8 % ou 15 % ? Le taux de chômage français est en baisse. Tant mieux. Mais on doit rappeler deux réalités. D'une part le chômage reste élevé. D'autre part, pour le réduire vraiment le traitement "social" ne suffira pas. Pour qu'il y ait des emplois il faut des employeurs.

Depuis des décennies les gouvernements, pour essayer de réduire le chômage, multiplient les aides aux emplois "Potemkine". Or la France est déjà l'un des pays du monde employant le plus de monde dans le secteur public. En l'alourdissant encore, on accroît les frais généraux du pays. Une embauche "publique" aujourd'hui engendre, du fait des statuts, des traitements et des retraites pendant des décennies. La réalité n'est pas 8 % de chômeurs rapportés à la population active, mais plus de 15 % de chômeurs rapportés à la population active "privée".
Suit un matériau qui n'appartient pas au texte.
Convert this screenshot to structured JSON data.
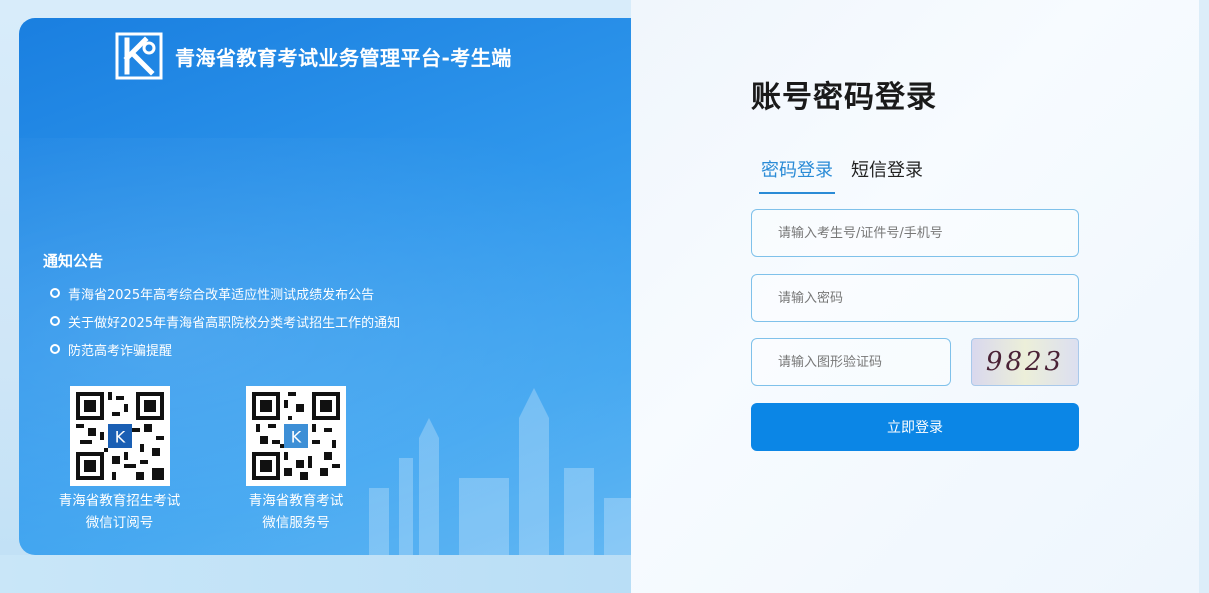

Quels sont les "employeurs" auxquels on peut faire appel ? D'abord ceux qui existent. Chaque année on compte trois millions d'embauches en France (donc environ 12 % de la population active). Certes certaines personnes peuvent changer d'emploi en cours d'année, mais cela donne tout de même une idée du possible. Si au lieu de 3 millions d'embauches il y en avait 3,5 millions majoritairement dans le secteur privé, ou mieux encore 4, la France passerait du pessimisme triste à un climat plus convivial. Un tel progrès suppose de la créativité entrepreneuriale. Mais les emplois à créer seront souvent très différents des emplois d'hier.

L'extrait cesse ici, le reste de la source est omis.